The creature was reportedly a toy submarine built by Christian Spurling, the son-in-law of Marmaduke Wetherell. Wetherell had been publicly ridiculed by his employer, the Daily Mail, after he found “Nessie footprints” which turned out to be a hoax. To get revenge on the Mail, Wetherell perpetrated his hoax with co-conspirators Spurling (sculpture specialist), Ian Wetherell (his son, who bought the material for the fake), and Maurice Chambers (an insurance agent).The toy submarine was bought from F. W. Woolworths, and its head and neck were made from wood putty. After testing it in a local pond the group went to Loch Ness, where Ian Wetherell took the photos near the Altsaigh Tea House. When they heard a water bailiff approaching, Duke Wetherell sank the model with his foot and it is “presumably still somewhere in Loch Ness.” Chambers gave the photographic plates to Wilson, a friend of his who enjoyed “a good practical joke.”
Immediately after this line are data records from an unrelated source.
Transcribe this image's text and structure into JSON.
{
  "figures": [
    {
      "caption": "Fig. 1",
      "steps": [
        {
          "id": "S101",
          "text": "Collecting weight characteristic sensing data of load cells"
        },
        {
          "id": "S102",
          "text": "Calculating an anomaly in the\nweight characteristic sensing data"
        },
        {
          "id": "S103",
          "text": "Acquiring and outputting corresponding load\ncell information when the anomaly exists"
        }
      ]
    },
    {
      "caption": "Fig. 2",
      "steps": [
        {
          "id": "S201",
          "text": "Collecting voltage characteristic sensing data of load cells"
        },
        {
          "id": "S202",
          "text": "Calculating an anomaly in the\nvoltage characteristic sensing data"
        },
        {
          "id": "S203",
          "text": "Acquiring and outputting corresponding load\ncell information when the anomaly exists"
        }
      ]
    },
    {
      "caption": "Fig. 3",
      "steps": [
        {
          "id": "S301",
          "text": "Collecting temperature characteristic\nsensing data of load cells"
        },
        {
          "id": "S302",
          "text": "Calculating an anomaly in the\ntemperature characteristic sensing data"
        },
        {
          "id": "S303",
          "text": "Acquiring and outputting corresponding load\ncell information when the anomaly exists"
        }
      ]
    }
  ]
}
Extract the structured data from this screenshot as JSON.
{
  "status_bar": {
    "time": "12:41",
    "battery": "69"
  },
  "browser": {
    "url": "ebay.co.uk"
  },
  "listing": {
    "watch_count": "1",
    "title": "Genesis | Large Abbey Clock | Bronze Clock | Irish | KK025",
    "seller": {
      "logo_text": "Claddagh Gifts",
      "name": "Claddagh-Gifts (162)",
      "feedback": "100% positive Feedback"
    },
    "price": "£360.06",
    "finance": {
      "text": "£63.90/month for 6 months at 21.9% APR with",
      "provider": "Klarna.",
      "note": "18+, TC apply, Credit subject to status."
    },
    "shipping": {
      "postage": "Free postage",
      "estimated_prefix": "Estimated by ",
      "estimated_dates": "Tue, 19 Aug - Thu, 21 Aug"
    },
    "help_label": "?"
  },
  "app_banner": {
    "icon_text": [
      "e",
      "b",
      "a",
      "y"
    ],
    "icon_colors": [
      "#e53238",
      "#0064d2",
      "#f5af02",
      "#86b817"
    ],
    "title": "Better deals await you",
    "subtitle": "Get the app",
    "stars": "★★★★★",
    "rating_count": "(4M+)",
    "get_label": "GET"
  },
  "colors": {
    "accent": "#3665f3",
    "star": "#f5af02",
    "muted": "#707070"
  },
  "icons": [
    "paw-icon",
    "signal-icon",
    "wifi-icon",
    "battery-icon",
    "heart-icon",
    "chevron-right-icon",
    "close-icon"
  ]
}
Eventually the fake photograph ended up in the Daily Mail. Many argue that this hoax does not disprove the monster’s existence. People still claim to have captured the monster through satellite images and video.
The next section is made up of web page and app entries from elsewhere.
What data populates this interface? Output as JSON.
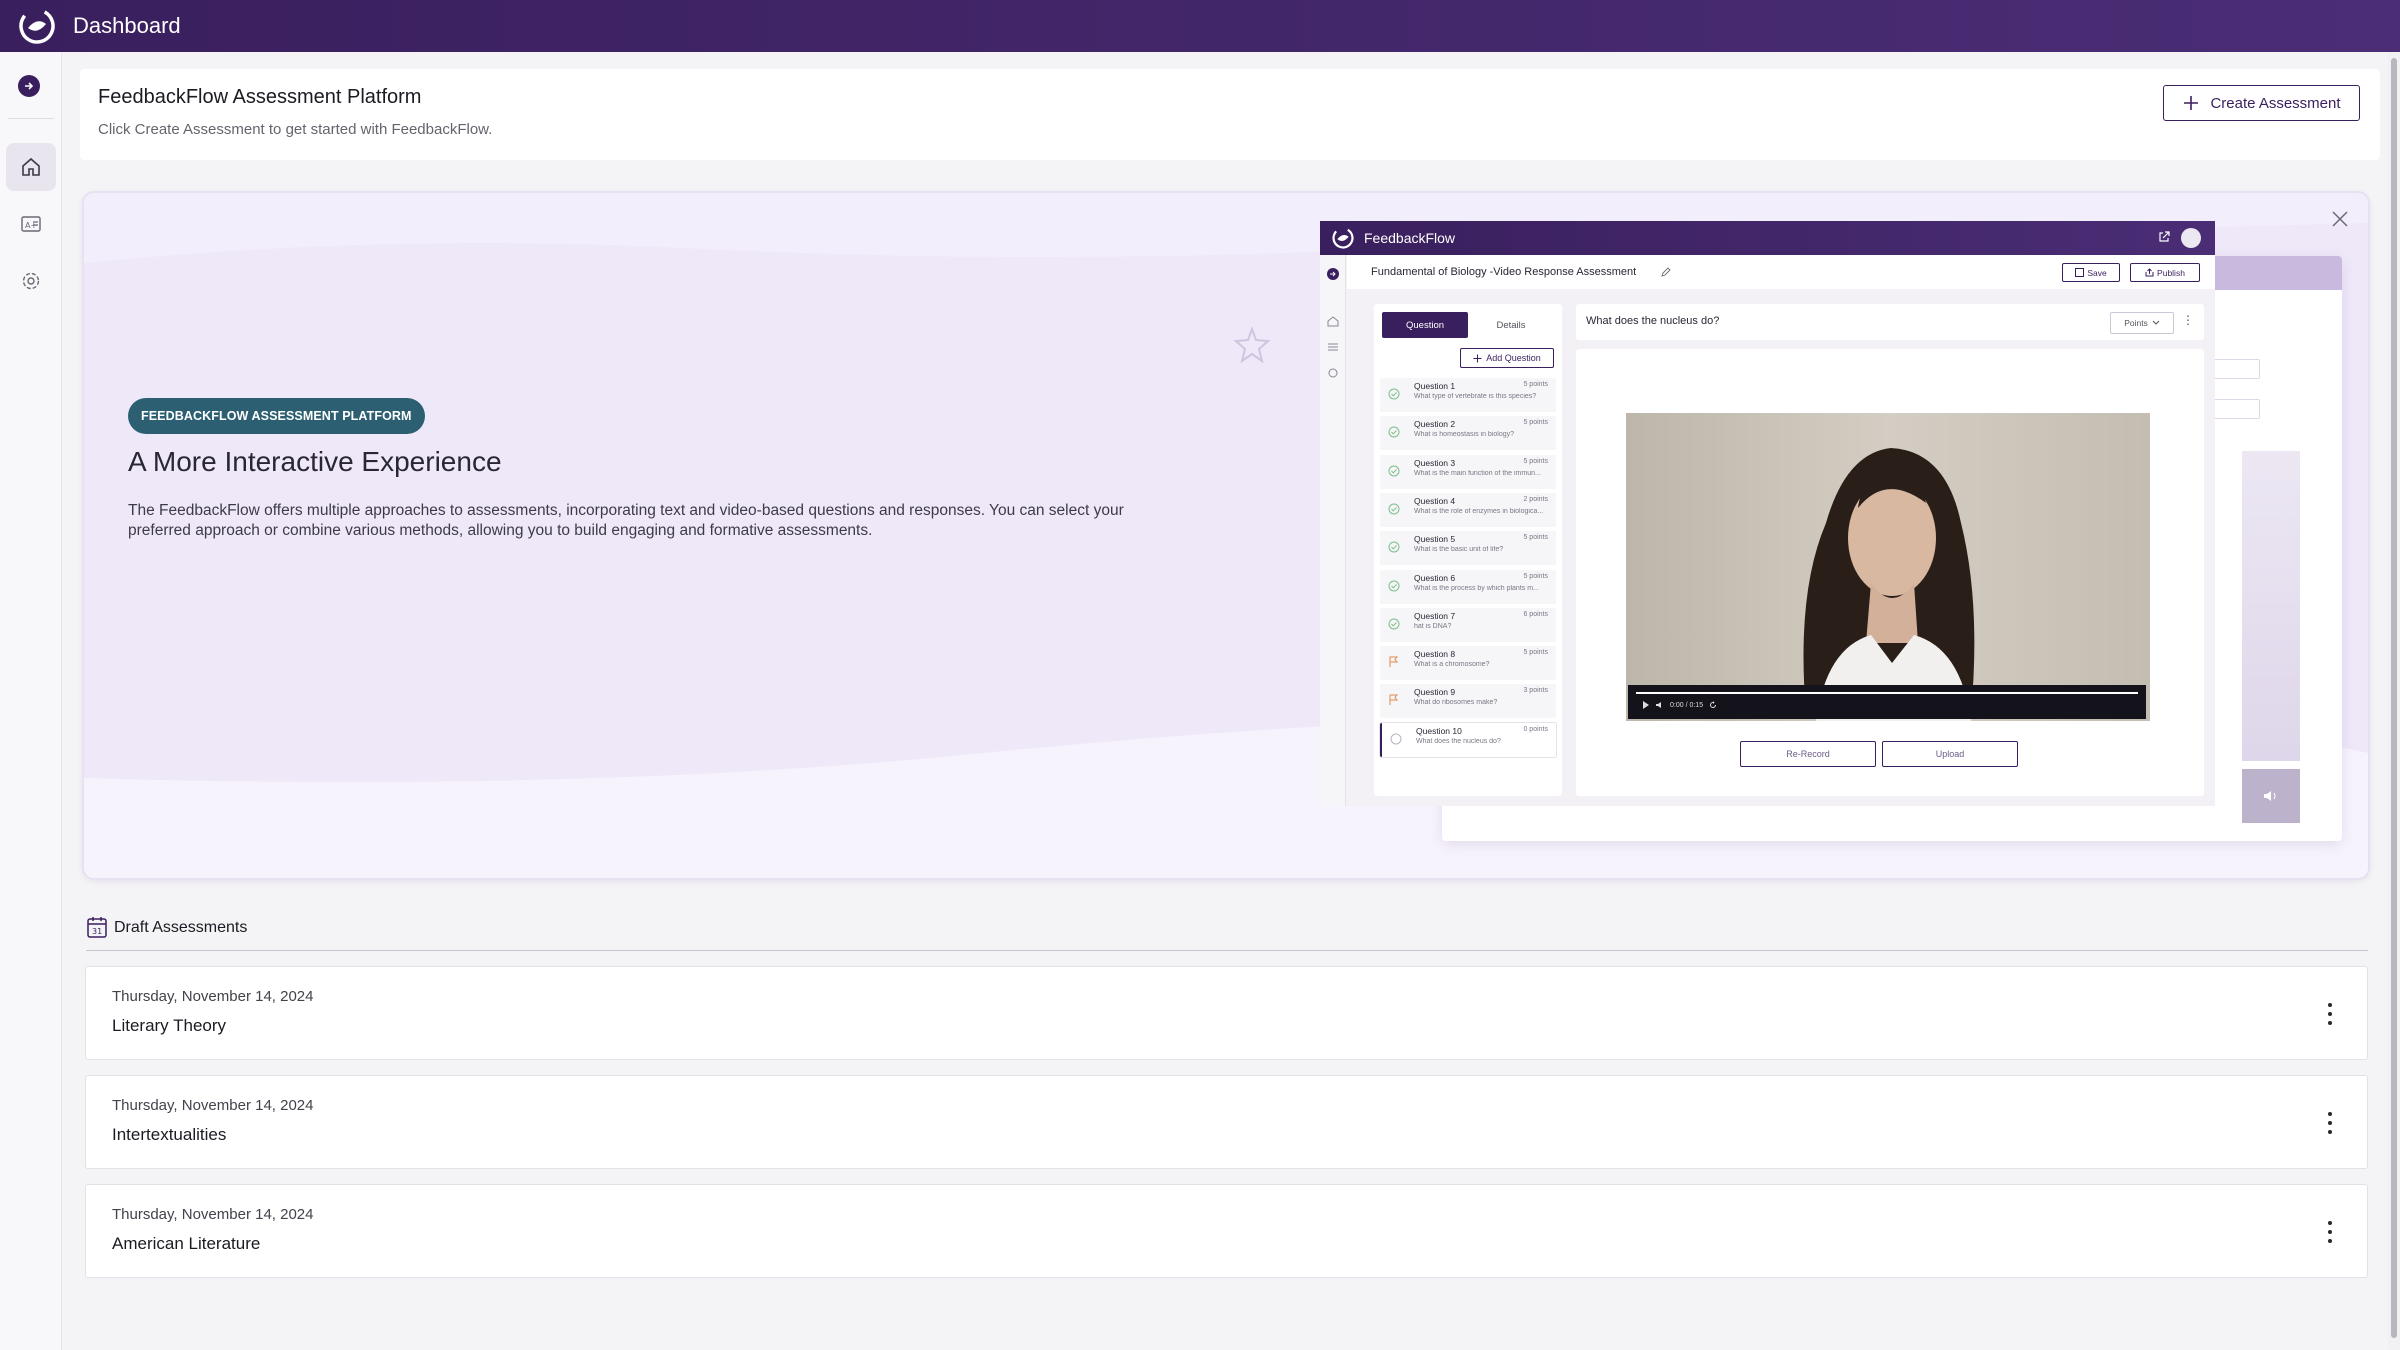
{
  "app": {
    "title": "Dashboard"
  },
  "sidebar": {
    "items": [
      {
        "name": "home"
      },
      {
        "name": "grades"
      },
      {
        "name": "settings"
      }
    ]
  },
  "header": {
    "title": "FeedbackFlow Assessment Platform",
    "subtitle": "Click Create Assessment to get started with FeedbackFlow.",
    "create_label": "Create Assessment"
  },
  "hero": {
    "badge": "FEEDBACKFLOW ASSESSMENT PLATFORM",
    "heading": "A More Interactive Experience",
    "body": "The FeedbackFlow offers multiple approaches to assessments, incorporating text and video-based questions and responses. You can select your preferred approach or combine various methods, allowing you to build engaging and formative assessments.",
    "mockup": {
      "app_title": "FeedbackFlow",
      "assessment_title": "Fundamental of Biology -Video Response Assessment",
      "save_label": "Save",
      "publish_label": "Publish",
      "tabs": [
        "Question",
        "Details"
      ],
      "add_question_label": "Add Question",
      "questions": [
        {
          "title": "Question 1",
          "points": "5 points",
          "text": "What type of vertebrate is this species?",
          "status": "done"
        },
        {
          "title": "Question 2",
          "points": "5 points",
          "text": "What is homeostasis in biology?",
          "status": "done"
        },
        {
          "title": "Question 3",
          "points": "5 points",
          "text": "What is the main function of the immun...",
          "status": "done"
        },
        {
          "title": "Question 4",
          "points": "2 points",
          "text": "What is the role of enzymes in biologica...",
          "status": "done"
        },
        {
          "title": "Question 5",
          "points": "5 points",
          "text": "What is the basic unit of life?",
          "status": "done"
        },
        {
          "title": "Question 6",
          "points": "5 points",
          "text": "What is the process by which plants m...",
          "status": "done"
        },
        {
          "title": "Question 7",
          "points": "6 points",
          "text": "hat is DNA?",
          "status": "done"
        },
        {
          "title": "Question 8",
          "points": "5 points",
          "text": "What is a chromosome?",
          "status": "flag"
        },
        {
          "title": "Question 9",
          "points": "3 points",
          "text": "What do ribosomes make?",
          "status": "flag"
        },
        {
          "title": "Question 10",
          "points": "0 points",
          "text": "What does the nucleus do?",
          "status": "empty"
        }
      ],
      "current_question": "What does the nucleus do?",
      "points_select": "Points",
      "video_time": "0:00 / 0:15",
      "rerecord_label": "Re-Record",
      "upload_label": "Upload"
    }
  },
  "drafts": {
    "title": "Draft Assessments",
    "calendar_day": "31",
    "items": [
      {
        "date": "Thursday, November 14, 2024",
        "name": "Literary Theory"
      },
      {
        "date": "Thursday, November 14, 2024",
        "name": "Intertextualities"
      },
      {
        "date": "Thursday, November 14, 2024",
        "name": "American Literature"
      }
    ]
  },
  "colors": {
    "brand": "#3a1f5e",
    "badge": "#2d5f73",
    "hero_bg": "#f3eefb"
  }
}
William Mumler’s Photo of Mary Todd Lincoln (and Abraham)
American William Mumler worked as an jewelry engraver, but enjoyed photography on the side. In 1861, he noticed that a transparent young girl was floating beside him in a self portrait. He believed it was a technical glitch, but friends pointed out the girl looked like his cousin. She died 12 years earlier. Spiritualists caught wind of the photograph and soon William Mumler because a photography sensation, taking pictures of those who lost their loved ones in the Civil War.
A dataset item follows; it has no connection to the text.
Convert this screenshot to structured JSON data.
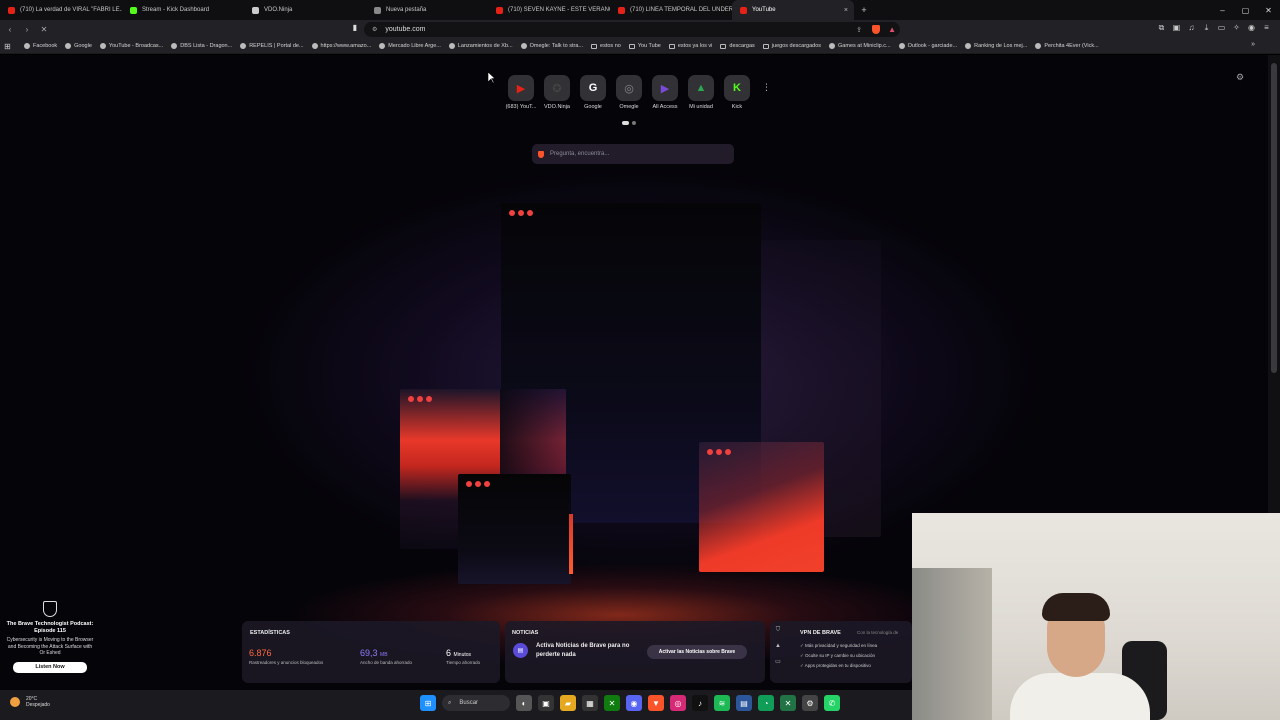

Mumler had many critics including showman P.T. Barnum, who claimed that Mumler was taking advantage of those grieving. Barnum even spoke out against Mumler when he was on trial for fraud. People argued that Mumler went as far as breaking into people’s houses to steal pictures of their loved ones. The photographs were simply a product of double exposure. Mumler was acquitted, but his career was never as successful. He still had one believer, Mary Todd Lincoln. Mumler captured her deceased husband, President Abraham Lincoln (see above). Mumler claimed he didn’t know she was a Lincoln when the photograph was taken.
That UFO Photo from that X-Files Poster
In the fourth season of X-Files, production made a slight set change. The iconic “I Want to Believe” poster was updated with a different, but similar image. The first poster was the subject of an intellectual property lawsuit, since X-Files mistakenly used a UFO photograph taken by Billy Meier without permission. Billy Meier is a Swiss man known for producing photographs of UFOS and providing evidence of extraterrestrial life. He also claims to have contact with extraterrestrials called the Plejaren, which come from the planet Erra and fly around in “beamships.”
His photographs display shiny metal discs flying across the Swiss countryside. Did he want to believe like Mulder or is he a liar? Regardless, it would have made a great X-Files episode.
The Wem Ghost Girl
During a fire at Wem Town Hall in 1995, a man named Tony O’Rahilly took photos and captured a young girl, but no one recalled a young girl being in the building. Town members believed it was Jane Churn, a young girl who died in a fire in 1677. It’s been debated whether the picture was doctored or real, but a postcard from 1922 with the same girl revealed it was most likely a hoax. I’ll leave it up to you to decide.